Tabs were one method of LSD consumption in the 1960s, in which pieces of blotter paper were soaked in LSD and covered in illustrations. Owsley himself printed a “dancing bear,” a quintessential Grateful Dead symbol, in honor of his stage name “Bear.”
“Owsley LSD” was renowned for its purity and potency the Bay Area over. He found the optimal LSD dosage to be 150 to 200 micrograms, so he was floored when Kesey insisted on taking 400-microgram doses of his wares. Estimates as to how many doses Stanley concocted during his reign as a lord of LSD range between one and five million. Some of Owsley’s clientele reportedly included Stanford alumni like Ben Collins, who claimed in an interview to be “happy customers” of Stanley.
Kesey and Owsley were perhaps two of the era’s de facto LSD evangelizers, spreading its psychedelic gospel through Merry Prankster activities and music festivals, respectively. According to Greer, Kesey and the Pranksters had thousands of people in attendance at their “Acid Test” extravaganzas, which were “multimedia festivals in which guests were offered ‘electric kool-aid,’ a sugary beverage laced with LSD.” Although some may say that these events are what spawned the iconic expression “drinking the Kool-Aid,” it is more commonly attributed to the Jonestown, Guyana massacre.

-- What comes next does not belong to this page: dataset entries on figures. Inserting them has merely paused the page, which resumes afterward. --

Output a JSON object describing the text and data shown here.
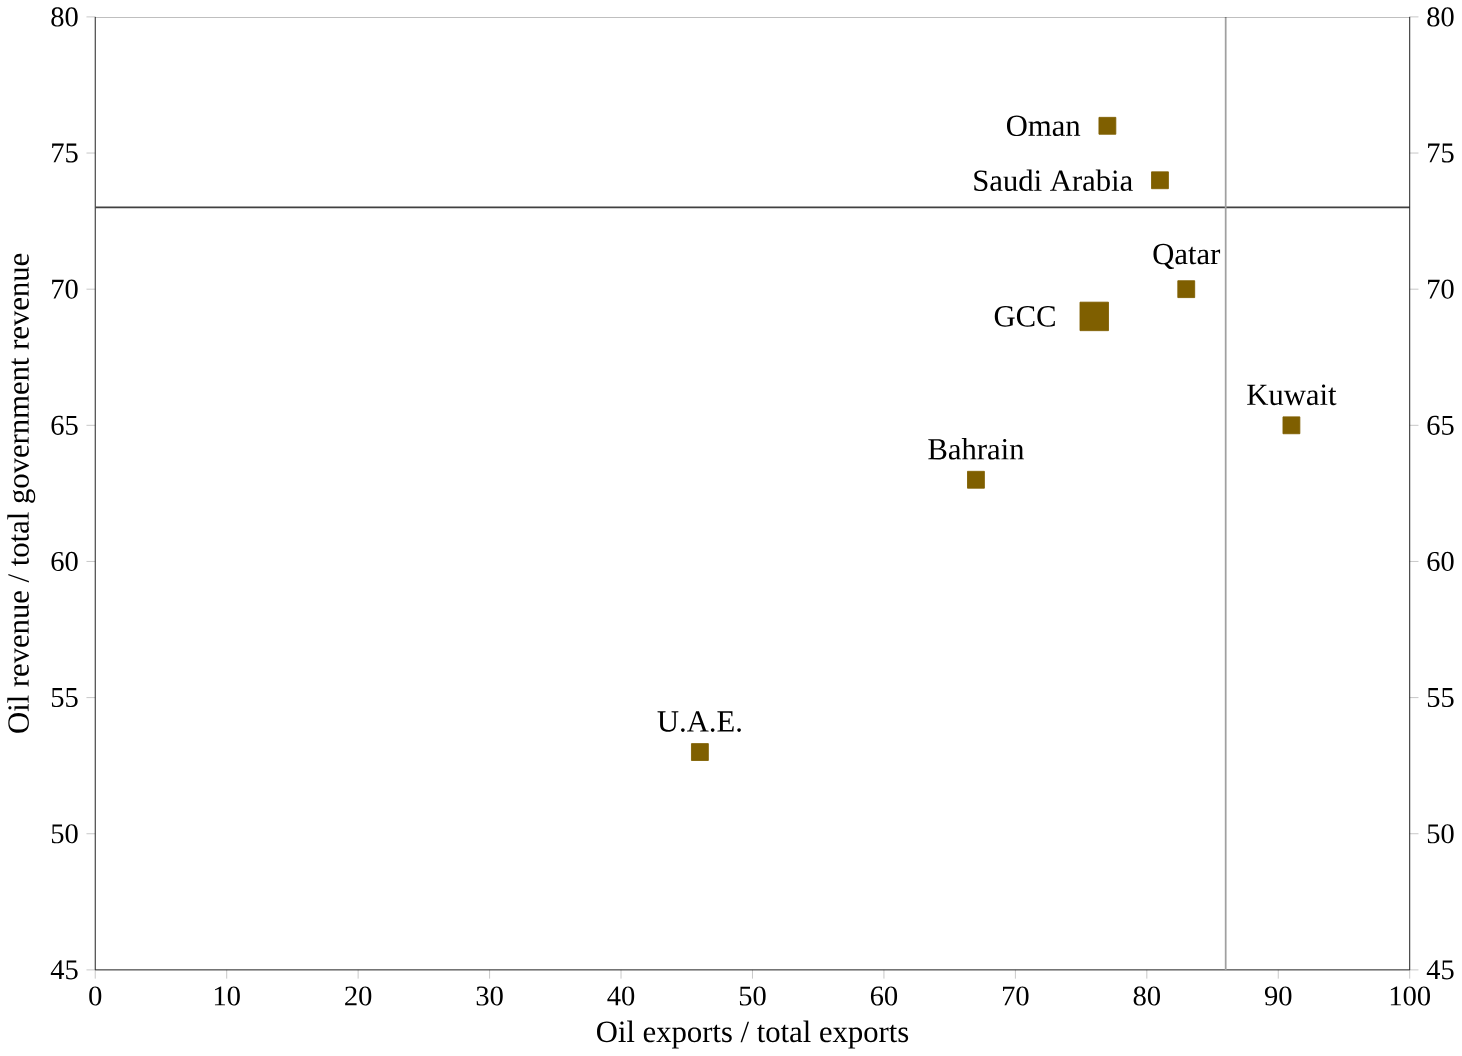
{
  "chart_data": {
    "type": "bubble",
    "xlabel": "Oil exports / total exports",
    "ylabel": "Oil revenue / total government revenue",
    "x": [
      77,
      81,
      83,
      76,
      91,
      67,
      46
    ],
    "values": [
      76,
      74,
      70,
      69,
      65,
      63,
      53
    ],
    "sizes": [
      0.35,
      0.35,
      0.35,
      1,
      0.35,
      0.35,
      0.35
    ],
    "color": "#7f5f00",
    "marker": "square",
    "xlim": [
      0,
      100
    ],
    "xticks": [
      0,
      10,
      20,
      30,
      40,
      50,
      60,
      70,
      80,
      90,
      100
    ],
    "ylim": [
      45,
      80
    ],
    "yticks": [
      45,
      50,
      55,
      60,
      65,
      70,
      75,
      80
    ],
    "y2lim": [
      45,
      80
    ],
    "y2ticks": [
      45,
      50,
      55,
      60,
      65,
      70,
      75,
      80
    ],
    "grid": false,
    "ref_lines": [
      {
        "axis": "y",
        "value": 73,
        "color": "#404040"
      },
      {
        "axis": "x",
        "value": 86,
        "color": "#a0a0a0"
      }
    ],
    "annotations": [
      {
        "text": "Oman",
        "x": 77,
        "y": 76
      },
      {
        "text": "Saudi Arabia",
        "x": 81,
        "y": 74
      },
      {
        "text": "Qatar",
        "x": 83,
        "y": 70
      },
      {
        "text": "GCC",
        "x": 76,
        "y": 69
      },
      {
        "text": "Kuwait",
        "x": 91,
        "y": 65
      },
      {
        "text": "Bahrain",
        "x": 67,
        "y": 63
      },
      {
        "text": "U.A.E.",
        "x": 46,
        "y": 53
      }
    ]
  }
}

GB, a chef at Stanford, worked for a company that provided catering service during Grateful Dead concerts. According to her, the chefs cooked a variety of dishes for the musicians, but “the bands really loved smoked meat. Smoked duck, smoked whatever.”
She says she did not know what LSD would have truly looked like back then, but added “I never witnessed them taking [LSD]. That’s got to be in their dressing room, private[ly], I’m assuming.”
Even among concertgoers, GB recalled witnessing more natural drugs. “[Deadheads] are very loving people. Granted, they’re all on drugs,” with said drugs typically being marijuana or magic mushrooms.
Many of the verses lyricist Robert Hunter penned for famous Grateful Dead songs are said to have been fueled by LSD trips. Dennis McNally said he was the Grateful Dead’s official historian and publicist, speaking to some of the members’ relationships with LSD, chiefly Hunter and frontman Jerry Garcia.
According to McNally, around 1961 or 1962, “Hunter saw a notice about the drug testing going on at the Menlo Park VA,” and took the job up, earning “$10 a trip.” McNally said that “it wouldn’t be until 1965 when Garcia took it for the first time.” According to McNally, Garcia reportedly remarked, “suspicions confirmed” after taking the drug. McNally said that “[Garcia]’s first experience was quite wonderful and most of the rest were too.”
LSD consumption also had somewhat of a coalescing effect on the band’s musical creations. According to McNally, there was “a profound affinity between taking LSD and improvisational music,” because consuming the drug facilitated the group members’ entry into “a group mind where they listened to each other so profoundly and so well.”
Originally posted 2023-05-28 18:03:38.